En los casos de investigaciones complejas, la Fiscalía puede pedir al Juez hasta 1 año más de prórroga fundamentando sus razones. Las modificaciones propuestas reducen a 9 meses el tiempo de investigación cuando los delitos que se están investigando prevén una pena menor a 2 años. Si bien mantiene el plazo máximo de 2 años de investigación el proyecto plantea que deberán ser ampliados de a 6 meses con su correspondiente justificación; actualmente en la misma audiencia se puede pedir la prórroga de 1 año.

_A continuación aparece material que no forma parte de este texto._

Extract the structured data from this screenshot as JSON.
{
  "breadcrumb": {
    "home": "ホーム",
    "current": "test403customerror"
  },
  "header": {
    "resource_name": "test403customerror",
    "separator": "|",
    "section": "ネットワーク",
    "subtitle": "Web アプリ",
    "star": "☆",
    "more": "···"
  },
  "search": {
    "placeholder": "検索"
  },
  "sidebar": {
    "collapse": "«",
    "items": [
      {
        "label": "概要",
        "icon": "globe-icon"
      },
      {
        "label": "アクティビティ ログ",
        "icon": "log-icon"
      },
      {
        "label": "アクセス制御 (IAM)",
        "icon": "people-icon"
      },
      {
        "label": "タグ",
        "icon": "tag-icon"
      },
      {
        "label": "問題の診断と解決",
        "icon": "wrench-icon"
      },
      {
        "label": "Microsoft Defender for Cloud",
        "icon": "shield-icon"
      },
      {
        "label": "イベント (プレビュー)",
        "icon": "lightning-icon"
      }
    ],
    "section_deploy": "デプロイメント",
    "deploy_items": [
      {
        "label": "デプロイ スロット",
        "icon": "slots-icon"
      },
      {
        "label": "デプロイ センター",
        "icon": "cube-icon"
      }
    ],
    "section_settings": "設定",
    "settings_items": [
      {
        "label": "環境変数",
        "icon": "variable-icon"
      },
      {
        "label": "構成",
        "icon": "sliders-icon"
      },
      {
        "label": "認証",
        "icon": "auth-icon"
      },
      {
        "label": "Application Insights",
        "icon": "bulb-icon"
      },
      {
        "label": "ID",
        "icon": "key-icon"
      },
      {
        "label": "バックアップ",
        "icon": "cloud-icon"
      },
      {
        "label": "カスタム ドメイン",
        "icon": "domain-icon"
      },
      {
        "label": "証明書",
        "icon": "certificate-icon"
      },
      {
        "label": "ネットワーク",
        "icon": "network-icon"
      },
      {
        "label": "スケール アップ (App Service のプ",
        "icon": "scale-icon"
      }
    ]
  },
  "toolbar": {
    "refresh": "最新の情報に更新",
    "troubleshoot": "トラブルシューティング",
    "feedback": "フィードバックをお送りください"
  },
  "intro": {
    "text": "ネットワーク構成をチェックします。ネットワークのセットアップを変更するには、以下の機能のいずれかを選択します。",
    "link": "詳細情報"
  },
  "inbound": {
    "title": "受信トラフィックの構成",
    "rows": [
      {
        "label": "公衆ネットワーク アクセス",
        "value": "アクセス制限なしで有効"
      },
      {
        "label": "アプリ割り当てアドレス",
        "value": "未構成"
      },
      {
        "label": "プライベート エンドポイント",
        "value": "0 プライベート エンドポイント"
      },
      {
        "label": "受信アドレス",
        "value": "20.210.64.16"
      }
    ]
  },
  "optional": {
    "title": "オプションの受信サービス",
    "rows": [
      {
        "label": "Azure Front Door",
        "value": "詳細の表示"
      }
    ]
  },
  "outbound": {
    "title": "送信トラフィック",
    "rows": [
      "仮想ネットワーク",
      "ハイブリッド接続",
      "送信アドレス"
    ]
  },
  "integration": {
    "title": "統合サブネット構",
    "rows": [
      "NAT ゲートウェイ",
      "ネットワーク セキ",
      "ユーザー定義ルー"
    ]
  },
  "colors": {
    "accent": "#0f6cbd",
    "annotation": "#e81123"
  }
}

Al Art. 266 del CPP se suma como requisito que en el documento del pedido de formalización por parte de la Fiscalía se agregue la individualización de la víctima, además de la individualización del imputado que ya estaba prevista en el código. 
También se amplía el ámbito de participación de las víctimas , a partir de las modificaciones al artículo 81, donde se agrega que la víctima puede impugnar las resoluciones judiciales que le afecten directamente o celebrar acuerdos reparatorios, así como beneficiarse de las condenas pecuniarias previstas en las leyes.
Otra de las modificaciones de esa etapa del proceso es que en la audiencia de formalización se determinará la “legalidad o ilegalidad” de la detención, cuando el texto actual solo hace referencia a la legalidad.

Además, se amplian las potestades de la defensa en cuanto al resguardo de la comunicación  con los imputados, agregando al código el artículo 77.7, que establece que la defensa tiene derecho a la protección de las comunicaciones con el imputado y a ser amparada por el secreto profesional. También se da a la defensa la potestad de diligenciar prueba sin tener que pasar por la Fiscalía.

Esas y otras modificaciones.

A mi modo de ver todas las modificaciones al CPP son bienvenidas. Aumentan las garantías del Debido Proceso tanto a víctimas como a victimarios y a los defensores les da más espacios y más tranquilidad para trabajar. Me pregunto: alguien promoverá algún referéndum???.